Tentoonstelling

Edgard Tytgat: Herinnering aan een geliefd venster

door Jen de Groeve

‘Tytgat was een verhalenverteller. In één beeld ontspint zich een veelheid aan scenario’s.’

Nog tot 15 april loopt in M-Museum Leuven de tentoonstelling Herinnering aan een geliefd venster over Edgard Tytgat (1879-1957), die behoorde tot de groep van Vlaamse expressionisten rond het tijdschrift Sélection. ‘Voor het samenstellen van deze expositie zijn we vanuit het duister vertrokken. Bijna letterlijk.’, schrijft conservator Peter Carpreau in de inleiding bij de tentoonstellingscatalogus. Veel van Tytgats werk is nooit eerder aan het publiek getoond omdat het in privécollecties zit. Basis voor deze tentoonstelling was de oeuvrecatalogus uit 1965, die Tytgat zelf samen met Albert Dasnoy heeft samengesteld.

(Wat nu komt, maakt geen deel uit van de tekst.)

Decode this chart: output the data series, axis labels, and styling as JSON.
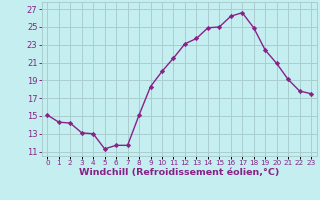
{
  "x": [
    0,
    1,
    2,
    3,
    4,
    5,
    6,
    7,
    8,
    9,
    10,
    11,
    12,
    13,
    14,
    15,
    16,
    17,
    18,
    19,
    20,
    21,
    22,
    23
  ],
  "y": [
    15.1,
    14.3,
    14.2,
    13.1,
    13.0,
    11.3,
    11.7,
    11.7,
    15.1,
    18.3,
    20.0,
    21.5,
    23.1,
    23.7,
    24.9,
    25.0,
    26.2,
    26.6,
    24.9,
    22.4,
    20.9,
    19.1,
    17.8,
    17.5
  ],
  "line_color": "#882288",
  "marker": "D",
  "markersize": 2.2,
  "linewidth": 1.0,
  "bg_color": "#C5EEF0",
  "grid_color": "#AACDD0",
  "xlabel": "Windchill (Refroidissement éolien,°C)",
  "xlabel_fontsize": 6.8,
  "ylabel_ticks": [
    11,
    13,
    15,
    17,
    19,
    21,
    23,
    25,
    27
  ],
  "xlim": [
    -0.5,
    23.5
  ],
  "ylim": [
    10.5,
    27.8
  ],
  "tick_color": "#882288",
  "ytick_fontsize": 6.0,
  "xtick_fontsize": 5.2
}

Museum Leuven wil, voornamelijk met Tytgats olieverfschilderijen, een ‘nieuw verhaal’ schrijven omdat gaandeweg de indruk ontstond dat het werk van de kunstenaar niet echt goed gekend was, hoewel hij steeds met veel respect werd behandeld. Herinnering aan een geliefd venster wil een eerste stap zijn in een (her)ontdekking en een uitnodiging om Tytgat ‘te bevrijden van de bestaande vooroordelen.’

De inzichtelijke tentoonstellingscatalogus opent met drie essays. Klara Rowaert situeert Tytgat in ‘Van naïeve schilder tot complexe geest’ in de kunstwereld van het begin van de 20ste eeuw. Tytgat, is moeilijk onder te brengen bij een bepaald ‘-isme’ en hij had ook een grondige aversie tegen alle soorten -ismen). Hij stond kritisch tegenover de kunstwereld van zijn tijd, die naar zijn mening ‘overspoeld  [werd] door mensen zonder talent’. De oorzaak legt hij bij de kunstcritici en de pers, en ‘het monopolie van waarden en normen van de academies een de salons.’

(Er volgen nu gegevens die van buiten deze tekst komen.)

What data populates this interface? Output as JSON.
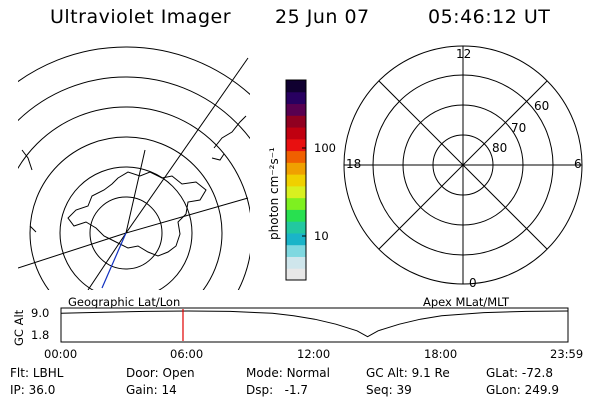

Peter Carpreau brengt in ‘Suzjet, stijl en fabula’ Tytgats narratieve strategieën in kaart en hij onderzoekt hoe zijn stijl drager van betekenis is. Tytgat paste verschillende narratieve strategieën toe, combineerde ze ook binnen één werk, wat zeldzaam is in de geschiedenis van de beeldende kunst. De betekenis van zijn stijl houdt in de eerste plaats verband met de mate van intimiteit in zijn werk, met ‘een vrijere toets’ voor portretten van mensen die hij kende, en een modernistische stijl voor ‘ambitieuzere werken met een narratieve gelaagdheid.’ Inspiratie voor zijn ‘vertellingen’ zijn zowel autobiografische elementen als elementen uit het collectieve culturele geheugen. Conclusie is dat het werk van Tytgat een ‘monumentaal complex van betekenissen’ is en dat de betekenis van een werk pas ten volle ‘tot ontplooiing komt in relatie tot andere beelden.’

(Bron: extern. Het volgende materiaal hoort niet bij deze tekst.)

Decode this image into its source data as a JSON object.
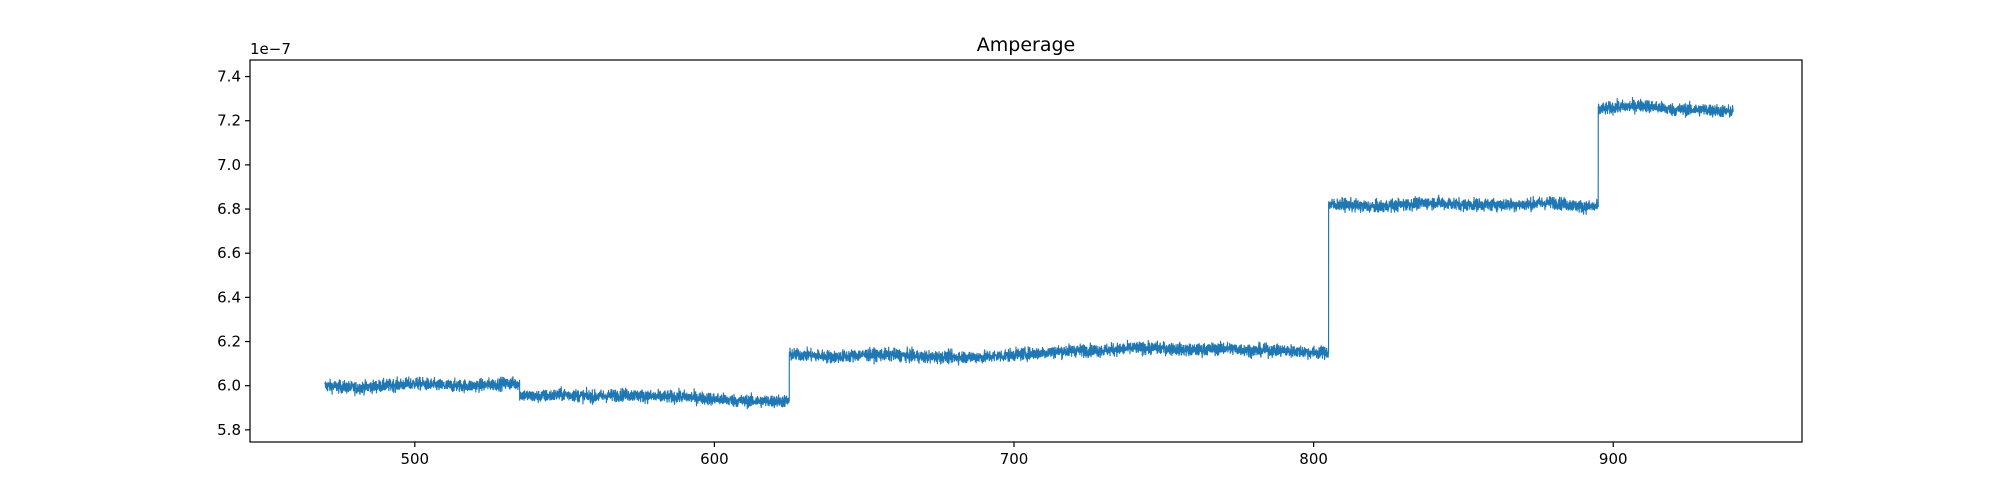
{
  "chart_data": {
    "type": "line",
    "title": "Amperage",
    "xlabel": "",
    "ylabel": "",
    "y_offset_label": "1e−7",
    "xlim": [
      445,
      963
    ],
    "ylim": [
      5.745,
      7.475
    ],
    "xticks": [
      500,
      600,
      700,
      800,
      900
    ],
    "xtick_labels": [
      "500",
      "600",
      "700",
      "800",
      "900"
    ],
    "yticks": [
      5.8,
      6.0,
      6.2,
      6.4,
      6.6,
      6.8,
      7.0,
      7.2,
      7.4
    ],
    "ytick_labels": [
      "5.8",
      "6.0",
      "6.2",
      "6.4",
      "6.6",
      "6.8",
      "7.0",
      "7.2",
      "7.4"
    ],
    "grid": false,
    "color": "#1f77b4",
    "series": [
      {
        "x": [
          470,
          480,
          490,
          500,
          510,
          520,
          530,
          535,
          540,
          550,
          560,
          570,
          580,
          590,
          600,
          610,
          620,
          625,
          630,
          640,
          650,
          660,
          670,
          680,
          690,
          700,
          710,
          720,
          730,
          740,
          750,
          760,
          770,
          780,
          790,
          800,
          805,
          810,
          820,
          830,
          840,
          850,
          860,
          870,
          880,
          890,
          895,
          900,
          910,
          920,
          930,
          940
        ],
        "y": [
          6.0,
          5.99,
          6.0,
          6.01,
          6.0,
          6.0,
          6.01,
          5.96,
          5.95,
          5.96,
          5.95,
          5.96,
          5.95,
          5.95,
          5.94,
          5.93,
          5.93,
          6.14,
          6.14,
          6.13,
          6.14,
          6.14,
          6.13,
          6.13,
          6.13,
          6.14,
          6.15,
          6.16,
          6.16,
          6.17,
          6.17,
          6.16,
          6.17,
          6.16,
          6.16,
          6.15,
          6.82,
          6.82,
          6.81,
          6.82,
          6.83,
          6.82,
          6.82,
          6.82,
          6.83,
          6.81,
          7.25,
          7.26,
          7.27,
          7.25,
          7.25,
          7.24
        ],
        "noise_band": 0.025
      }
    ]
  }
}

In het derde essay, ‘Het huis Tytgat’, reflecteert filmregisseur Gust Van den Berghe over Tytgats ‘vreemde, unieke eigenschap te twijfelen binnen zijn eigen dromen, alsof hij nooit echt bevrijd schildert […] hij herinnert ons aan een vorm van verwondering, die we ooit gehoopt hadden te kunnen bewaren, maar reeds lang verloren hebben.’ Er schuilt ook een existentieel gemis in zijn werk, tastbaar aanwezig maar niet onthuld. Het venster is daarbij een leidmotief.

De catalogus van schilderijen is opgedeeld in zes thematische onderdelen, telkens ingeleid met een citaat van de schilder uit onuitgegeven teksten en een beknopte, heldere karakterisering van de groep werken die volgen.

Peter Carpreau e.a.: Edgard Tytgat. Herinnering aan een geliefd venster, Ludion, Antwerpen 2017, 159 p. ill. ISBN 9789491819773.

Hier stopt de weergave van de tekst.